If you will uncomment the section with atomicLoad then application will stuck ...

Maybe I missed something ? Is there a proper way to load variable modified atomically ?

P.S.: I know there exists cuda::atomic implementation, but this API is not supported by my hardware

Solution

Since warps work in a lockstep manner (at least in old arch), if you put a conditional wait for one thread and a producer on another thread, both in same warp, then the warp could be stuck in the waiting if it starts/is executed first. Maybe only newest architecture that has asynchronous warp thread scheduling can do this. For example, you should query minor-major versions of cuda architecture before running this. Volta and onwards is ok.

Also you are launching 1million threads and waiting on all of them at once. GPU may not have that many execution ports/pipeline availability to have 1 million threads in-flight. Maybe it would work in only a GPU of 64k CUDA pipelines (assuming 16 threads in flight per pipeline). Instead of waiting on millions of threads, just spawn sub-kernels from main kernel when a condition occurs. Dynamic parallelism is the key feature. You should also check for the minimum minor-major cuda version to use dynamic parallelism just in case someone is using ancient nvidia cards.

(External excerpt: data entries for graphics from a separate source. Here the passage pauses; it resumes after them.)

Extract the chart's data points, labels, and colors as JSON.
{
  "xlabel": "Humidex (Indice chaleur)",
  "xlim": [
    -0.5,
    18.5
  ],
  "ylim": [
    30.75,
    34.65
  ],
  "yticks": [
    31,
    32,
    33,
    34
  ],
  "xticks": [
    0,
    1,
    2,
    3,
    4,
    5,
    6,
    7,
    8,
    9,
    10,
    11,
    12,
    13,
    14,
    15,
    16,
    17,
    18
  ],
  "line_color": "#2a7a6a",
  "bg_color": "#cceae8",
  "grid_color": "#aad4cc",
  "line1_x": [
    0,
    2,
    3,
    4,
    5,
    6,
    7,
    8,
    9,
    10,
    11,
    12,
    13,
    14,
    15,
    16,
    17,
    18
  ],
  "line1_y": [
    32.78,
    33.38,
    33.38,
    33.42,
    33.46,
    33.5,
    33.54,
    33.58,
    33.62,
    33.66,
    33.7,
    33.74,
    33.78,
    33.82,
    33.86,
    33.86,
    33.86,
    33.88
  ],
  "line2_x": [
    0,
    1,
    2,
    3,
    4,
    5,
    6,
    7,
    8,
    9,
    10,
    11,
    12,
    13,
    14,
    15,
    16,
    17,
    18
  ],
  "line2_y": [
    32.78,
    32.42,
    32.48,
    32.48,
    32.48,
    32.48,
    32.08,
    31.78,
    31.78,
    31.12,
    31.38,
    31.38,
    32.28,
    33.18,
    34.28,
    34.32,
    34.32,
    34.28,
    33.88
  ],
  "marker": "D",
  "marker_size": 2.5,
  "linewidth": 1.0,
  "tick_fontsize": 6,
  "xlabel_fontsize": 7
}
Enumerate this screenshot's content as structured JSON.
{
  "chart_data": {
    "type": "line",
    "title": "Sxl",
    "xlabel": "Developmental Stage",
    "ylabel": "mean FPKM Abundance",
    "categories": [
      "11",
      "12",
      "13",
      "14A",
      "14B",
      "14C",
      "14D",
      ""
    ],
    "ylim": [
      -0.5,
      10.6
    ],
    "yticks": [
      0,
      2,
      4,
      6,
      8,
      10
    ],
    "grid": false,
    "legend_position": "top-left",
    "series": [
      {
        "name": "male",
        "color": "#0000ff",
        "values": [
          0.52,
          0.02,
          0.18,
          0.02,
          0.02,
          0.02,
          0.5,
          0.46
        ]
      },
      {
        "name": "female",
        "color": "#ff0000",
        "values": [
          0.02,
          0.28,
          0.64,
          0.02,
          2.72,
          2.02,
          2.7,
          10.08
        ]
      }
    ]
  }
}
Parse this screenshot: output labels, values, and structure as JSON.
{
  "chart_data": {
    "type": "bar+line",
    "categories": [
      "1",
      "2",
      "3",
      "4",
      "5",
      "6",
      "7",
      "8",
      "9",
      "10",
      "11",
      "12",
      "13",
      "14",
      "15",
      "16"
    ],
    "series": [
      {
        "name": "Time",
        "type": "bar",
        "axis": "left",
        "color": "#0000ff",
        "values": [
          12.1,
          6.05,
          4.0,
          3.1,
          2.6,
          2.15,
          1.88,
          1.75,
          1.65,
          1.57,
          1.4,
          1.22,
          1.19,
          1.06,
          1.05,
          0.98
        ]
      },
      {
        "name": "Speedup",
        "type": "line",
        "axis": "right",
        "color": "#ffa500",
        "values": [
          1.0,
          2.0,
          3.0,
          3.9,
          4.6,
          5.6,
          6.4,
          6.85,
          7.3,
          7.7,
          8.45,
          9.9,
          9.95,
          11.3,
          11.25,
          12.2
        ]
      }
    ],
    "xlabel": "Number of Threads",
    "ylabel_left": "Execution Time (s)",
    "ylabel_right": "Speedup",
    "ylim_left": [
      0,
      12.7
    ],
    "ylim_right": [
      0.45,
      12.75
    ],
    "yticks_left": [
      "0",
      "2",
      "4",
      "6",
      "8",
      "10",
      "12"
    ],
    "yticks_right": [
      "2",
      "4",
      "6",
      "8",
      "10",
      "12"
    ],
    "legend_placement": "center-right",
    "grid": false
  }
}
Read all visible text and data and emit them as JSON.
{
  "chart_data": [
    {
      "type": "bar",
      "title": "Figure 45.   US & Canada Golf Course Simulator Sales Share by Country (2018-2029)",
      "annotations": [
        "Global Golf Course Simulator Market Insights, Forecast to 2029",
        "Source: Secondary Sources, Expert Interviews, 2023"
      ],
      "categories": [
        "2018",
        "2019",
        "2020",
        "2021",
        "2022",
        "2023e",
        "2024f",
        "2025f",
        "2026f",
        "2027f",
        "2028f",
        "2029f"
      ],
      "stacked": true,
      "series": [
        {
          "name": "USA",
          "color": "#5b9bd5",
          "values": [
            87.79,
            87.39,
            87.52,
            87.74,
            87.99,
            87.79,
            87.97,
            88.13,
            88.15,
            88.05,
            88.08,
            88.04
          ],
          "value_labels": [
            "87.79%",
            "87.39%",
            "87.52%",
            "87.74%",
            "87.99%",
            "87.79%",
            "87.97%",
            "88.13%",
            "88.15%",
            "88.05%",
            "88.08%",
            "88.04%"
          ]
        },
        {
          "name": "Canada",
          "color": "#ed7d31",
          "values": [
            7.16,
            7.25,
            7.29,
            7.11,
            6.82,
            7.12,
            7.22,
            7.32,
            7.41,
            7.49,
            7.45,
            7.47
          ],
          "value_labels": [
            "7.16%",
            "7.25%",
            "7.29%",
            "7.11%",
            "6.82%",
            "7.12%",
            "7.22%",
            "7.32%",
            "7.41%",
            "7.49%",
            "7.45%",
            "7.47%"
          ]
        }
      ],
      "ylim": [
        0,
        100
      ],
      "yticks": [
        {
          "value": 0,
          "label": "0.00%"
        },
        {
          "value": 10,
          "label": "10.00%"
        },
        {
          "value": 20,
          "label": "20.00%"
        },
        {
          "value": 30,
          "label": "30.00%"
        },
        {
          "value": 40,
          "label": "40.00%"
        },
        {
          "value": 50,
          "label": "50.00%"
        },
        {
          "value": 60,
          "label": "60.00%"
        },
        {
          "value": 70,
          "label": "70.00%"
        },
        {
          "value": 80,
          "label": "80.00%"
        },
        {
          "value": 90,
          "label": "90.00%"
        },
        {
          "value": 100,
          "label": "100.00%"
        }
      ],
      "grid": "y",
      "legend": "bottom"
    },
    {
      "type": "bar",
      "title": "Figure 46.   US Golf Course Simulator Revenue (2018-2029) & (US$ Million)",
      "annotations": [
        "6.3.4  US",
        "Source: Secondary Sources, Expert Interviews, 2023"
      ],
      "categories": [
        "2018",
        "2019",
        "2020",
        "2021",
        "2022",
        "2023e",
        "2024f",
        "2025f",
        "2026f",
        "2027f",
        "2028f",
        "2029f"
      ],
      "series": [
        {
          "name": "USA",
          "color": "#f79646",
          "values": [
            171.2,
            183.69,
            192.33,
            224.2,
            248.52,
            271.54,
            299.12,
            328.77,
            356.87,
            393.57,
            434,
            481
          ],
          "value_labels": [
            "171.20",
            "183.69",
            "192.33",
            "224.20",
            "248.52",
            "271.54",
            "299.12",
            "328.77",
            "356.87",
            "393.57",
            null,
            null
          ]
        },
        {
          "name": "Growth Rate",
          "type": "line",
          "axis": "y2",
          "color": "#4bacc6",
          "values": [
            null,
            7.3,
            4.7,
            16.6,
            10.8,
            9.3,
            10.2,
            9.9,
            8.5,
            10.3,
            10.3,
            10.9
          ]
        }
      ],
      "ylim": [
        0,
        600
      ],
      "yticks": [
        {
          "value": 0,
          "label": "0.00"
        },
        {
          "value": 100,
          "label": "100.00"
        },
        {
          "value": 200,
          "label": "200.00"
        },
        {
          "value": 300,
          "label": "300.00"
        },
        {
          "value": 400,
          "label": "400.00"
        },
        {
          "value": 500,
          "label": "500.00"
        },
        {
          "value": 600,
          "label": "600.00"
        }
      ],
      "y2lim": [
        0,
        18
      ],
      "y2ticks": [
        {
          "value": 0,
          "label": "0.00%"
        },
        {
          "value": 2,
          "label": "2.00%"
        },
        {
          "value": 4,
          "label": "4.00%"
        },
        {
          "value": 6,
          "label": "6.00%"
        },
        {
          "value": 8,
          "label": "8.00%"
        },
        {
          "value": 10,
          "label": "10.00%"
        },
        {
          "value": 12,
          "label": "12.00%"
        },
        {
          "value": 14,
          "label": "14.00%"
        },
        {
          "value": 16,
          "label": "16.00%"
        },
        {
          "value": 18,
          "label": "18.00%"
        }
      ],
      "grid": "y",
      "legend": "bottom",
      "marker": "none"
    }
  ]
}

Atomic-add command returns the old value in the target address. If you have meant to call a third kernel only once only after the condition, then you can simply check that returned value by an "if" before starting the dynamic parallelism.

You are printing for 1 million times, it is not good for performance and it may take some time before text appears in console output if you have a slow CPU/RAM.

Lastly, you can optimize performance of atomic operations by running them on shared memory first then going global atomic only once per block. This will miss the point of condition if there are more threads than the condition value (assuming always 1 increment value) so it may not be applicable for all algorithms.